Im Laufe der Jahrhunderte hat die Erfahrung dieser Schwestern, die auf den Herrn als die erste und einzige Liebe (vgl. Hos 2,21-25) ausgerichtet war, eine Fülle an Früchten der Heiligkeit und der Mission hervorgebracht. Wieviel apostolische Wirkkraft wird von den Klöstern ausgestrahlt durch das Gebet und das Opfer! Wieviel Freude und Prophetie ruft das Schweigen der Klöster der Welt zu! Für die Früchte an Heiligkeit und Gnade, die der Herr von jeher durch das Klosterleben der Frauen hervorgerufen hat, lassen wir zum „höchsten, allmächtigen und guten Herrn“ unseren Dankeshymnus aufsteigen: » Laudato si’ «.

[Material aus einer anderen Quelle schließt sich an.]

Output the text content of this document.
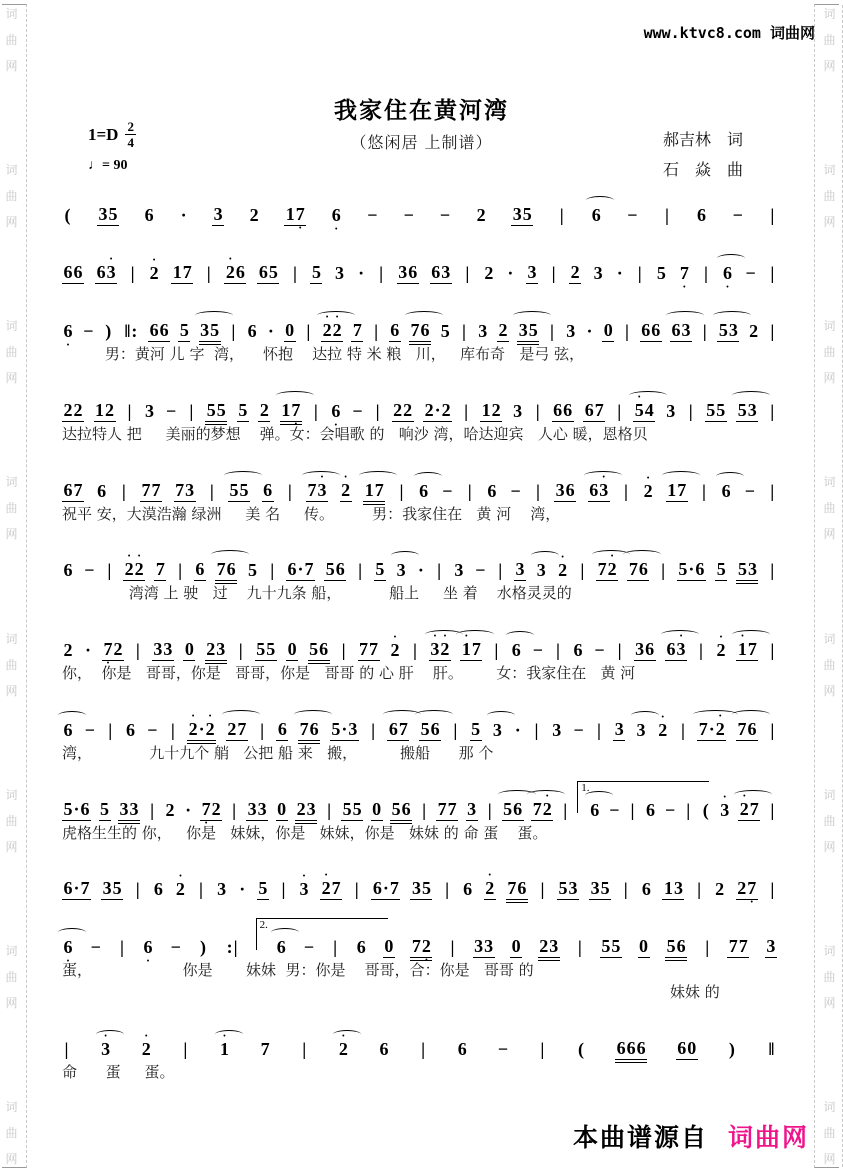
词
曲
网
词
曲
网
词
曲
网
词
曲
网
词
曲
网
词
曲
网
词
曲
网
词
曲
网
词
曲
网
词
曲
网
词
曲
网
词
曲
网
词
曲
网
词
曲
网
词
曲
网
词
曲
网
www.ktvc8.com 词曲网
我家住在黄河湾
（悠闲居 上制谱）
$1=D \frac{2}{4}$
♩= 90
郝吉林　词
石　焱　曲
( 3 5 6 · 3 2 1 7 • 6 • − − − 2 3 5 | 6 − | 6 − |
6 6 6 • 3 | • 2 1 7 | • 2 6 6 5 | 5 3 · | 3 6 6 3 | 2 · 3 | 2 3 · | 5 7 • | 6 • − |
6 • − ) ‖ : 6 6 5 3 5 | 6 · 0 | • 2 • 2 7 | 6 7 6 5 | 3 2 3 5 | 3 · 0 | 6 6 6 3 | 5 3 2 |
男：黄河 儿 字  湾，    怀抱    达拉 特 米 粮   川，   库布奇   是弓 弦，
2 2 1 2 | 3 − | 5 5 5 2 1 7 • | 6 • − | 2 2 2 · 2 | 1 2 3 | 6 6 6 7 | • 5 4 3 | 5 5 5 3 |
达拉特人 把     美丽的梦想    弹。女：会唱歌 的   响沙 湾，哈达迎宾   人心 暖，恩格贝
6 7 6 | 7 7 7 3 | 5 5 6 | 7 • 3 • 2 1 7 | 6 − | 6 − | 3 6 6 • 3 | • 2 1 7 | 6 − |
祝平 安，大漠浩瀚 绿洲     美 名     传。        男：我家住在   黄 河    湾，
6 − | • 2 • 2 7 | 6 7 6 5 | 6 · 7 5 6 | 5 3 · | 3 − | 3 3 • 2 | 7 • 2 7 6 | 5 · 6 5 5 3 |
湾湾 上 驶   过    九十九条 船，          船上     坐 着    水格灵灵的
2 · 7 • 2 | 3 3 0 2 3 | 5 5 0 5 6 | 7 7 • 2 | • 3 • 2 • 1 7 | 6 − | 6 − | 3 6 6 • 3 | • 2 • 1 7 |
你，  你是   哥哥，你是   哥哥，你是   哥哥 的 心 肝    肝。       女：我家住在   黄 河
6 − | 6 − | • 2 · • 2 2 7 | 6 7 6 5 · 3 | 6 7 5 6 | 5 3 · | 3 − | 3 3 • 2 | 7 · • 2 7 6 |
湾，            九十九个 艄   公把 船 来   搬，         搬船      那 个
5 · 6 5 3 3 | 2 · 7 • 2 | 3 3 0 2 3 | 5 5 0 5 6 | 7 7 3 | 5 6 7 • 2 |
1.
6 − | 6 − | ( • 3 • 2 7 |
虎格生生的 你，   你是   妹妹，你是   妹妹，你是   妹妹 的 命 蛋    蛋。
6 · 7 3 5 | 6 • 2 | 3 · 5 | • 3 • 2 7 | 6 · 7 3 5 | 6 • 2 7 6 | 5 3 3 5 | 6 1 3 | 2 2 7 • |
6 • − | 6 • − ) : |
2.
6 − | 6 0 7 2 • | 3 3 0 2 3 | 5 5 0 5 6 | 7 7 3
蛋，                   你是       妹妹  男：你是    哥哥，合：你是   哥哥 的
妹妹 的
| • 3 • 2 | • 1 7 | • 2 6 | 6 − | ( 6 6 6 6 0 ) ‖
命      蛋     蛋。
本曲谱源自 词曲网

Liebe kontemplative Schwestern, was würde ohne euch aus der Kirche und aus all denen, die in den Randgebieten der Menschheit leben und an den Vorposten der Evangelisierung arbeiten? Die Kirche weiß euer Leben der Ganzhingabe sehr zu schätzen. Die Kirche verlässt sich auf euer Gebet und auf euer Opfer, um den Menschen unserer Zeit die frohe Botschaft des Evangeliums zu bringen. Die Kirche braucht euch!

(Papst Franziskus, VULTUM DEI QUAERERE, Auszug, Rom, 29. Juni 2016)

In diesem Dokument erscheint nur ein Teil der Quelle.